Successfully exiting your business will likely prove to be the single largest financial transaction of your life – and a transition you’ll want to accomplish on your own terms. But planning for this event is a complex process.
To help navigate the process, consider joining our exit-planning-focused Peer Advisory Board (PAB). This exclusive membership of closely-held business owners allows you to engage with your peers who are in similar situations, which can serve to streamline your exit planning journey. You’ll benefit from the experiences and insights of other board members and the expertise of board facilitator, Bob Zarlengo.
Board members “deep dive” into many exit planning topics including:
- Identifying Your Exit Objectives
- Quantifying Financial Resources (cash flow, business valuation)
- Maximizing and Protecting Business Value
- Handling Ownership Transfers
- Learning how to Construct Your Advisor Team
- Understanding Tax Implications of Various Transition Strategies
The Peer Advisory Board (PAB) meets six times per year, every other month, to discuss challenges, share resources and cultivate solutions throughout the exit planning process. Board membership requires a minimum one-year commitment in order to provide continuity and afford the greatest opportunity for each member’s success. In addition to participation in this collaborative environment, each PAB member receives six one-hour individual consultations with Bob Zarlengo, opposite the board meeting months.

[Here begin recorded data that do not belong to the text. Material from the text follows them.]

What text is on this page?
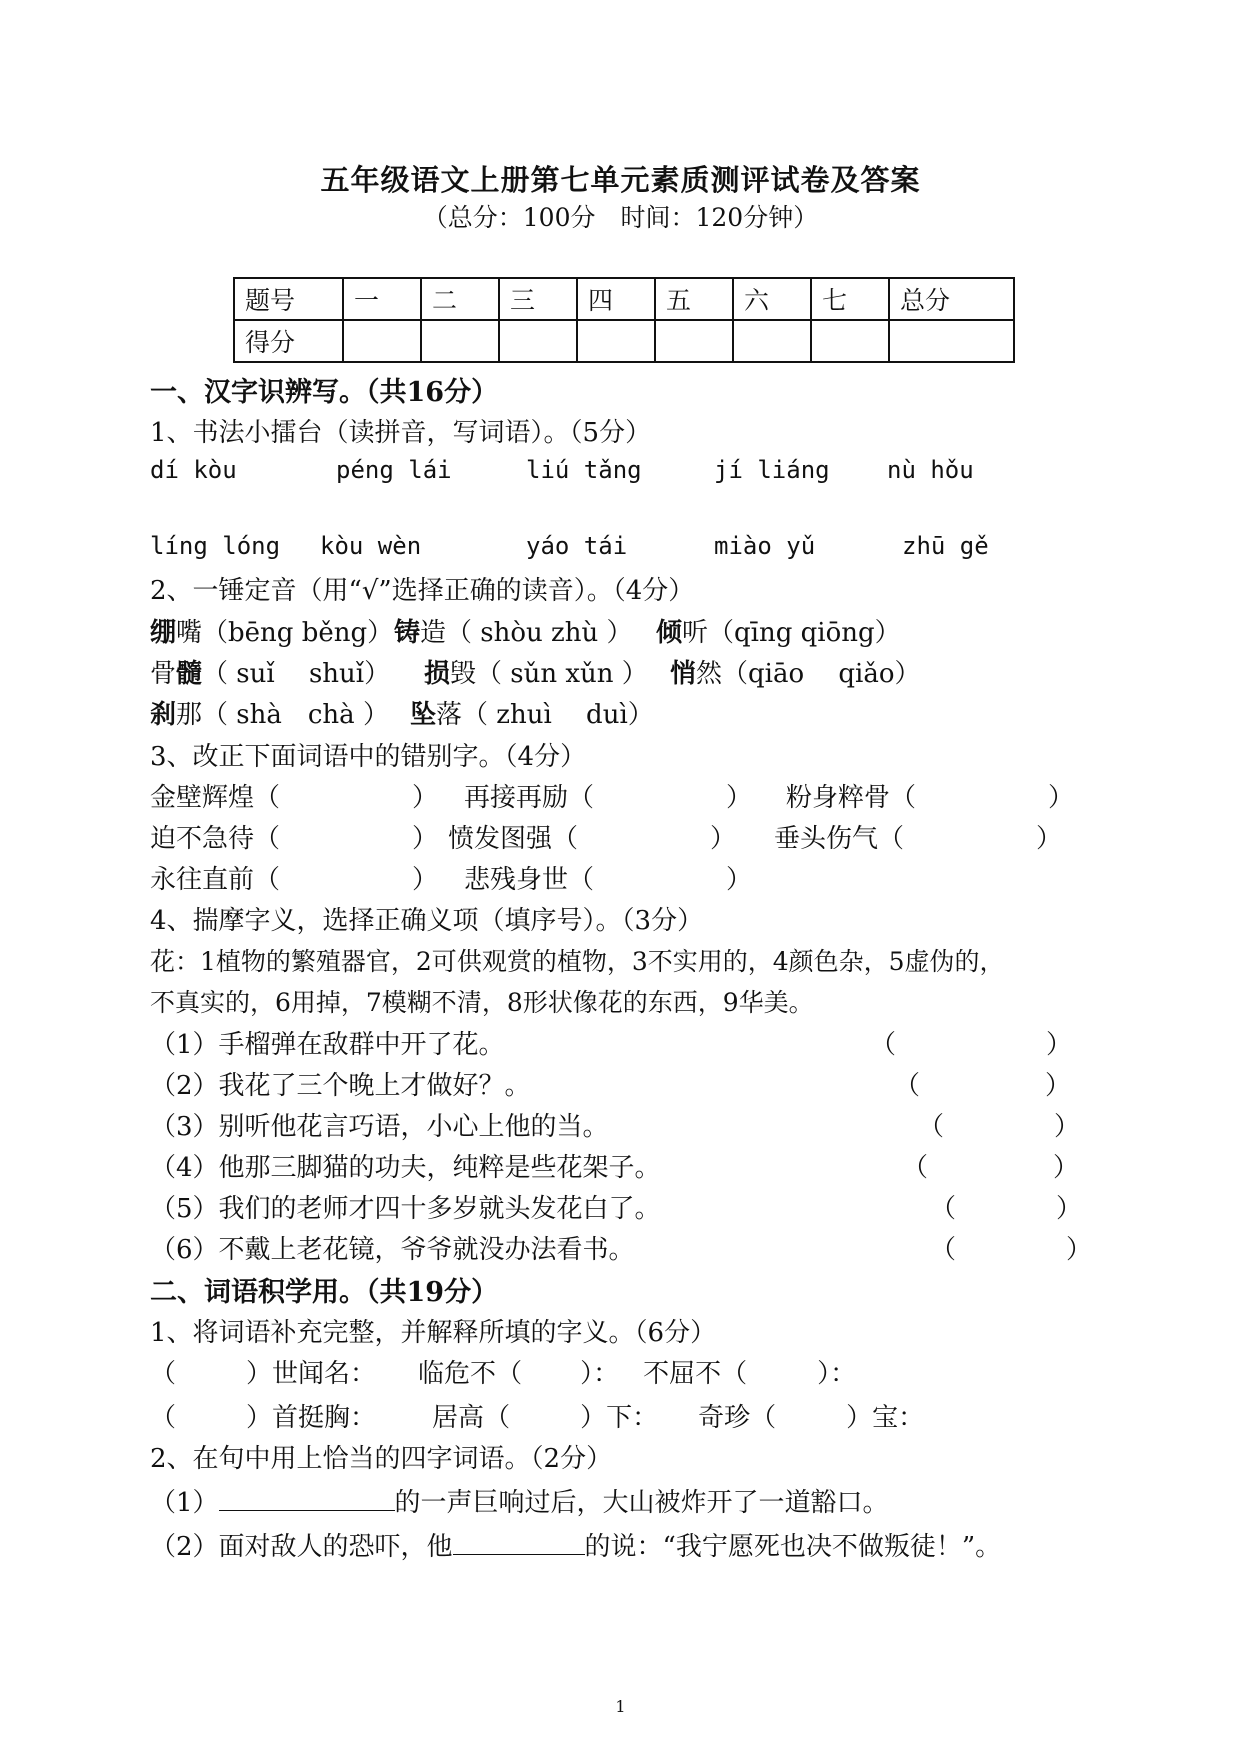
五年级语文上册第七单元素质测评试卷及答案
（总分：100分　时间：120分钟）
题号	一	二	三	四	五	六	七	总分
得分								
一、汉字识辨写。（共16分）
1、书法小擂台（读拼音，写词语）。（5分）
dí kòu	péng lái	liú tǎng	jí liáng nù hǒu
líng lóng kòu wèn	yáo tái	miào yǔ	zhū gě
2、一锤定音（用“√”选择正确的读音）。（4分）
绷嘴（bēng běng） 铸造（ shòu zhù ） 倾听（qīng qiōng）
骨髓（ suǐ　 shuǐ） 损毁（ sǔn xǔn ） 悄然（qiāo　 qiǎo）
刹那（ shà　chà ） 坠落（ zhuì　 duì）
3、改正下面词语中的错别字。（4分）
金壁辉煌（	） 再接再励（	） 粉身粹骨（	）
迫不急待（	） 愤发图强（	） 垂头伤气（	）
永往直前（	） 悲残身世（	）
4、揣摩字义，选择正确义项（填序号）。（3分）
花：1植物的繁殖器官，2可供观赏的植物，3不实用的，4颜色杂，5虚伪的，
不真实的，6用掉，7模糊不清，8形状像花的东西，9华美。
（1）手榴弹在敌群中开了花。	（	）
（2）我花了三个晚上才做好？。	（	）
（3）别听他花言巧语，小心上他的当。	（	）
（4）他那三脚猫的功夫，纯粹是些花架子。	（	）
（5）我们的老师才四十多岁就头发花白了。	（	）
（6）不戴上老花镜，爷爷就没办法看书。	（	）
二、词语积学用。（共19分）
1、将词语补充完整，并解释所填的字义。（6分）
（	）世闻名： 临危不（ ）： 不屈不（	）：
（	）首挺胸： 居高（	）下： 奇珍（	）宝：
2、在句中用上恰当的四字词语。（2分）
（1）	的一声巨响过后，大山被炸开了一道豁口。
（2）面对敌人的恐吓，他	的说：“我宁愿死也决不做叛徒！”。
1
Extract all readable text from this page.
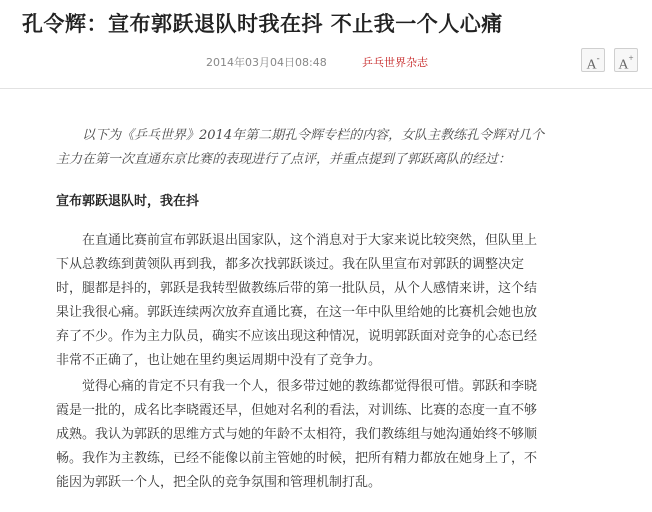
孔令辉：宣布郭跃退队时我在抖 不止我一个人心痛
2014年03月04日08:48	乒乓世界杂志	A-	A+

以下为《乒乓世界》2014年第二期孔令辉专栏的内容，女队主教练孔令辉对几个主力在第一次直通东京比赛的表现进行了点评，并重点提到了郭跃离队的经过：

宣布郭跃退队时，我在抖

在直通比赛前宣布郭跃退出国家队，这个消息对于大家来说比较突然，但队里上下从总教练到黄领队再到我，都多次找郭跃谈过。我在队里宣布对郭跃的调整决定时，腿都是抖的，郭跃是我转型做教练后带的第一批队员，从个人感情来讲，这个结果让我很心痛。郭跃连续两次放弃直通比赛，在这一年中队里给她的比赛机会她也放弃了不少。作为主力队员，确实不应该出现这种情况，说明郭跃面对竞争的心态已经非常不正确了，也让她在里约奥运周期中没有了竞争力。

觉得心痛的肯定不只有我一个人，很多带过她的教练都觉得很可惜。郭跃和李晓霞是一批的，成名比李晓霞还早，但她对名利的看法，对训练、比赛的态度一直不够成熟。我认为郭跃的思维方式与她的年龄不太相符，我们教练组与她沟通始终不够顺畅。我作为主教练，已经不能像以前主管她的时候，把所有精力都放在她身上了，不能因为郭跃一个人，把全队的竞争氛围和管理机制打乱。
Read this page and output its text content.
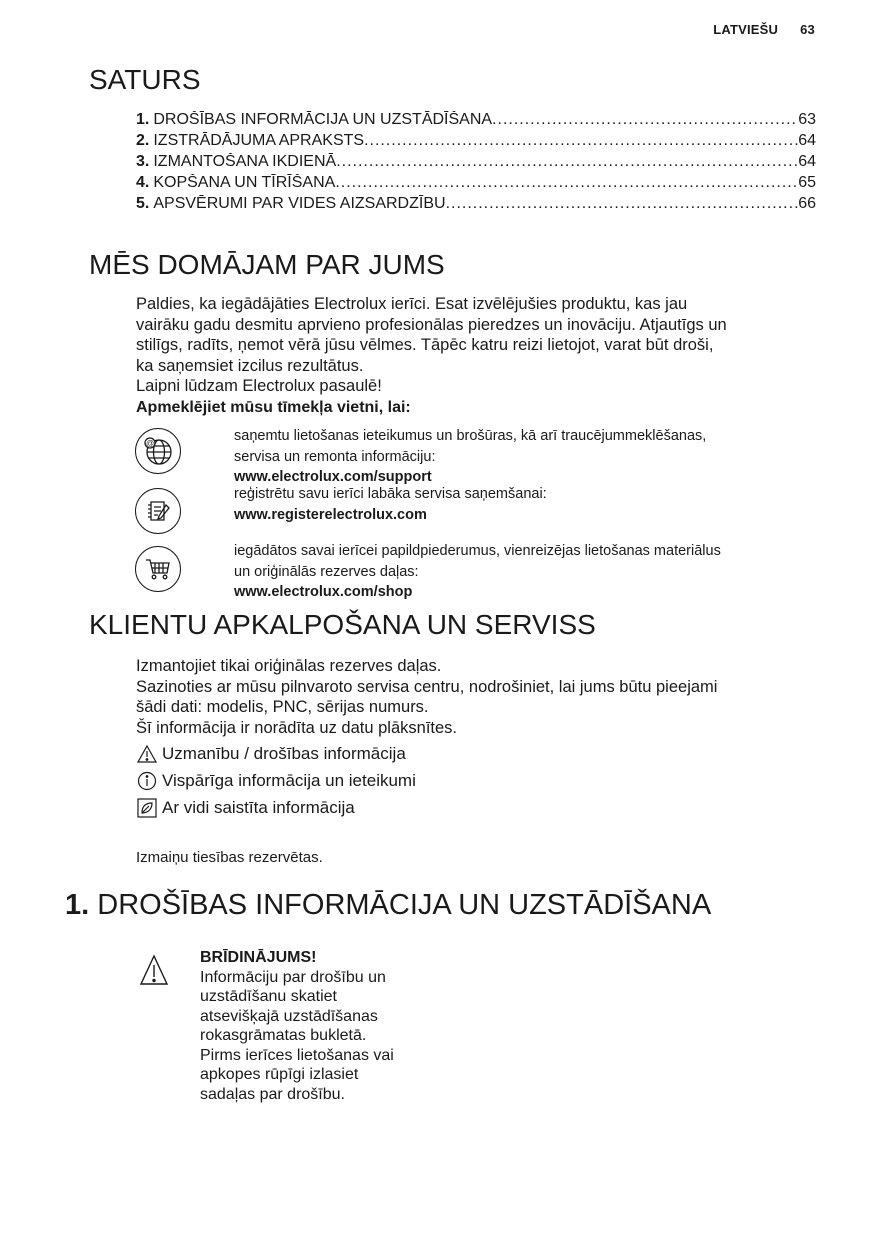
LATVIEŠU 63
SATURS
1. DROŠĪBAS INFORMĀCIJA UN UZSTĀDĪŠANA .....	63
2. IZSTRĀDĀJUMA APRAKSTS .....	64
3. IZMANTOŠANA IKDIENĀ .....	64
4. KOPŠANA UN TĪRĪŠANA .....	65
5. APSVĒRUMI PAR VIDES AIZSARDZĪBU .....	66
MĒS DOMĀJAM PAR JUMS
Paldies, ka iegādājāties Electrolux ierīci. Esat izvēlējušies produktu, kas jau
vairāku gadu desmitu aprvieno profesionālas pieredzes un inovāciju. Atjautīgs un
stilīgs, radīts, ņemot vērā jūsu vēlmes. Tāpēc katru reizi lietojot, varat būt droši,
ka saņemsiet izcilus rezultātus.
Laipni lūdzam Electrolux pasaulē!
Apmeklējiet mūsu tīmekļa vietni, lai:
@	saņemtu lietošanas ieteikumus un brošūras, kā arī traucējummeklēšanas,
servisa un remonta informāciju:
www.electrolux.com/support
reģistrētu savu ierīci labāka servisa saņemšanai:
www.registerelectrolux.com
iegādātos savai ierīcei papildpiederumus, vienreizējas lietošanas materiālus
un oriģinālās rezerves daļas:
www.electrolux.com/shop
KLIENTU APKALPOŠANA UN SERVISS
Izmantojiet tikai oriģinālas rezerves daļas.
Sazinoties ar mūsu pilnvaroto servisa centru, nodrošiniet, lai jums būtu pieejami
šādi dati: modelis, PNC, sērijas numurs.
Šī informācija ir norādīta uz datu plāksnītes.
Uzmanību / drošības informācija
Vispārīga informācija un ieteikumi
Ar vidi saistīta informācija
Izmaiņu tiesības rezervētas.
1. DROŠĪBAS INFORMĀCIJA UN UZSTĀDĪŠANA
BRĪDINĀJUMS!
Informāciju par drošību un
uzstādīšanu skatiet
atsevišķajā uzstādīšanas
rokasgrāmatas bukletā.
Pirms ierīces lietošanas vai
apkopes rūpīgi izlasiet
sadaļas par drošību.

Joining the Peer Advisory Board provides closely-held business owners:
- An inexpensive way to gain valuable strategic insights into exit planning
- A process by which to formulate your own exit strategy using tried and proven methods
- A sounding board, with peer insight, for issues that surface as you plan your exit
- Accountability to your own exit planning strategy
- Access to ideas you may not have considered
- Comradery with other like-minded, closely-held, business owners
- Resources that will ensure your successful exit when the time comes
Along with developing a strategic plan for their future exit, board members gain knowledge that can benefit their business today. A strategic exit plan charts the course for many aspects of your business for the long-term. It is designed to optimize and protect the value of your business, and it provides systems to monitor your progress. Few businesses have this degree of strategy, long-term planning, and accountability in place without having gone through the exit planning process.
Before participating in a meeting, new members are asked to sign a non-disclosure agreement, complete an Input Form, and participate in a phone call regarding board meeting structure, expectations, and an overview of one-on-one meetings. PABs meet in both Colorado and Arizona; there are limited options for virtual participation for individuals outside these areas.